In the property market, there are owners who want to dispose of their real estate assets because they need immediate cash. However, these sellers have been unable to find the right buyers under the prevailing circumstances. At the same time, they are willing to donate a certain portion of the sale proceeds for the transfer of their properties to charity. IRS Section 170 bargain gives such property owners an opportunity to sell of their real estate assets while giving something back to society. It allows such individuals and businesses to maximize their profits from the transfer of old commercial properties that they do not need while being philanthropic.
The Welfont Group is a prominent corporate enterprise in America that deals in commercial brokerage. The experts in this company focus their attention on helping their clients search for, analyze, finance, buy, manage and sell commercial properties.

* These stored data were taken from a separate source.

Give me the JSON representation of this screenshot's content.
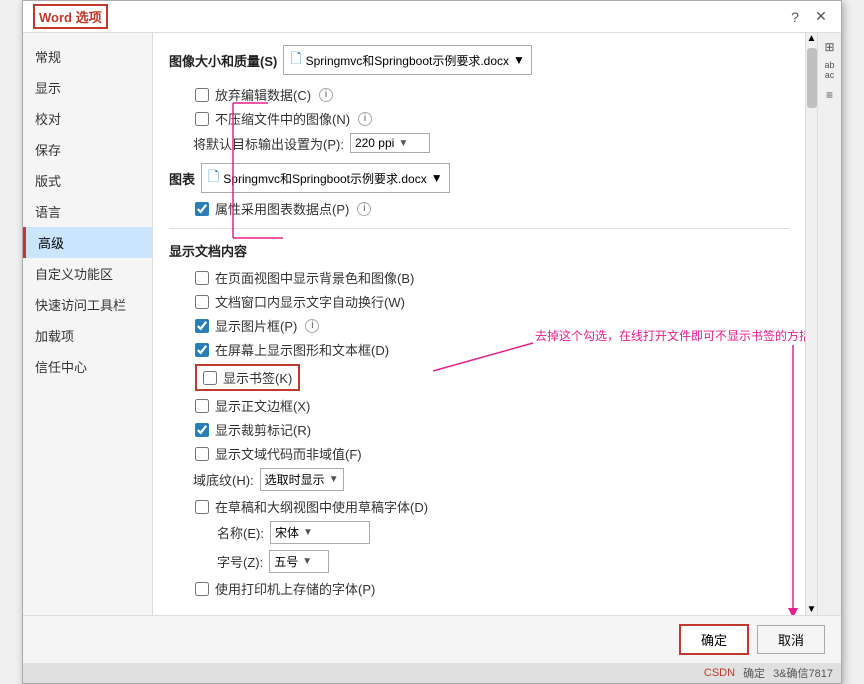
{
  "title": "Word 选项",
  "titleBox": "Word 选项",
  "sidebar": {
    "items": [
      {
        "id": "general",
        "label": "常规"
      },
      {
        "id": "display",
        "label": "显示"
      },
      {
        "id": "proofing",
        "label": "校对"
      },
      {
        "id": "save",
        "label": "保存"
      },
      {
        "id": "style",
        "label": "版式"
      },
      {
        "id": "language",
        "label": "语言"
      },
      {
        "id": "advanced",
        "label": "高级",
        "active": true
      },
      {
        "id": "customize",
        "label": "自定义功能区"
      },
      {
        "id": "quickaccess",
        "label": "快速访问工具栏"
      },
      {
        "id": "addins",
        "label": "加载项"
      },
      {
        "id": "trustcenter",
        "label": "信任中心"
      }
    ]
  },
  "main": {
    "imageSection": {
      "label": "图像大小和质量(S)",
      "fileDropdown": "Springmvc和Springboot示例要求.docx",
      "discardEditing": "放弃编辑数据(C)",
      "noCompress": "不压缩文件中的图像(N)",
      "dpiLabel": "将默认目标输出设置为(P):",
      "dpiValue": "220 ppi"
    },
    "chartSection": {
      "label": "图表",
      "fileDropdown": "Springmvc和Springboot示例要求.docx",
      "chartDataPoints": "属性采用图表数据点(P)"
    },
    "displaySection": {
      "title": "显示文档内容",
      "items": [
        {
          "id": "show-bg",
          "label": "在页面视图中显示背景色和图像(B)",
          "checked": false
        },
        {
          "id": "show-wrap",
          "label": "文档窗口内显示文字自动换行(W)",
          "checked": false
        },
        {
          "id": "show-pic-frame",
          "label": "显示图片框(P)",
          "checked": true,
          "info": true
        },
        {
          "id": "show-drawing",
          "label": "在屏幕上显示图形和文本框(D)",
          "checked": true
        },
        {
          "id": "show-bookmark",
          "label": "显示书签(K)",
          "checked": false,
          "highlighted": true
        },
        {
          "id": "show-main-text",
          "label": "显示正文边框(X)",
          "checked": false
        },
        {
          "id": "show-crop",
          "label": "显示裁剪标记(R)",
          "checked": true
        },
        {
          "id": "show-code",
          "label": "显示文域代码而非域值(F)",
          "checked": false
        },
        {
          "id": "field-shading",
          "label": "域底纹(H):",
          "checked": false,
          "hasDropdown": true,
          "dropdownValue": "选取时显示"
        }
      ],
      "draftFont": "在草稿和大纲视图中使用草稿字体(D)",
      "fontName": "名称(E):",
      "fontNameValue": "宋体",
      "fontSize": "字号(Z):",
      "fontSizeValue": "五号",
      "printFont": "使用打印机上存储的字体(P)"
    }
  },
  "annotation": {
    "text": "去掉这个勾选，在线打开文件即可不显示书签的方括号"
  },
  "footer": {
    "okLabel": "确定",
    "cancelLabel": "取消"
  },
  "watermark": {
    "csdn": "CSDN",
    "user": "确定",
    "suffix": "3&确信7817"
  },
  "icons": {
    "question": "?",
    "close": "✕",
    "scrollUp": "▲",
    "scrollDown": "▼",
    "arrowDown": "▼",
    "info": "i",
    "textIcon": "ab\nac",
    "grid": "⊞"
  }
}
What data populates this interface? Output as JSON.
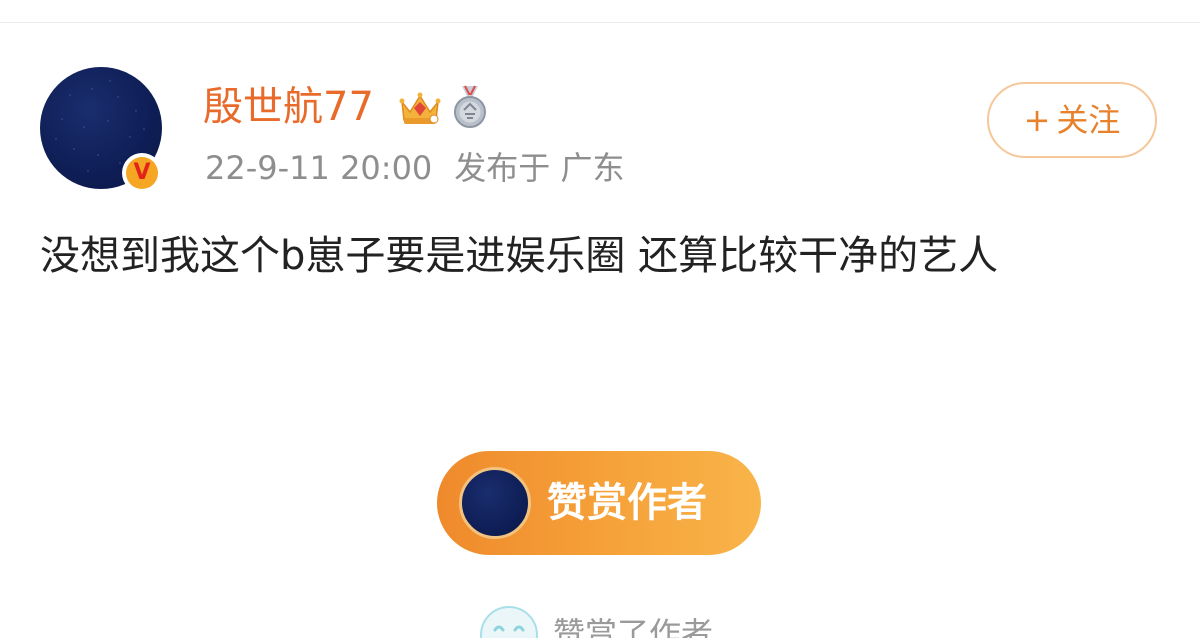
{
  "post": {
    "author": {
      "name": "殷世航77",
      "verified_mark": "V"
    },
    "timestamp": "22-9-11 20:00",
    "source": "发布于 广东",
    "follow_button": {
      "plus": "+",
      "label": "关注"
    },
    "content": "没想到我这个b崽子要是进娱乐圈 还算比较干净的艺人"
  },
  "reward": {
    "button_label": "赞赏作者",
    "rewarded_text": "赞赏了作者"
  },
  "icons": {
    "crown": "crown-icon",
    "medal": "medal-icon",
    "verified": "verified-badge-icon",
    "rewarded": "smile-face-icon"
  },
  "colors": {
    "username": "#e86b2c",
    "follow_border": "#f5c79a",
    "follow_text": "#e8812c",
    "reward_gradient_start": "#ef8a2c",
    "reward_gradient_end": "#f8b54a",
    "meta_text": "#8e8e8e",
    "body_text": "#222222"
  }
}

Their mission is to provide real estate investors with a win-win situation where they can maximize their after-tax profits from the sale of their properties. These professionals also specialize in adopt effective tax-saving schemes that the IRS approves like 1031 Exchange and the IRS Section 170 Bargain Sale for their clients’ benefit. They also go out of their way to represent their clients along with other institutions that the IRS regards as tax-exempt.
IRS Section 170 Bargain Sale
The property specialists in this company admit that understanding how to sell commercial real estate assets under IRS Section 170 Bargain Sale can be a challenge for property owners. Under this tax-saving strategy, owner can sell his/her commercial real estate asset to a charitable institution at a price, which is below its fair market value. It allows sellers to declare the difference between the actual sale proceeds of the property and the market value as a donation to charity. In this way, the seller can receive immediate cash from the sale of his/her commercial property and claim a tax deduction for the charitable donation. This help to encourage individuals and profit-earning corporate enterprises to engage in philanthropic work.
Properties applicable under this section
These experts go on to explain that it is essential for individuals and companies to know that kinds of properties they can sell, transfer or exchange under Section 170Bargain Sale. Under this tax-saving scheme, only transactions involving the sale, transfer or exchange of commercial properties that have a high market value can qualify. These professionals also state that such commercial properties may also have mortgages. In such a situation, the tax authorities will reduce these mortgages from the amount, which sellers claim as charitable donation for tax purpose.
The Welfont Group experts further explain that real estate investors need to keep in mind the following rules, which oversee transactions that fall under Section 170 Bargain Sale:
- The seller must have sufficient taxable income to qualify for this tax deduction;
- The tax authorities need to recognize the real estate buyer as 501(c)(3) entity; and
- The authorities will conduct an independent assessment under IRS 561 within 60 days of the transaction.
They say it is a suitable way for property owners to dispose of their commercial real estate asset and conduct charitable work.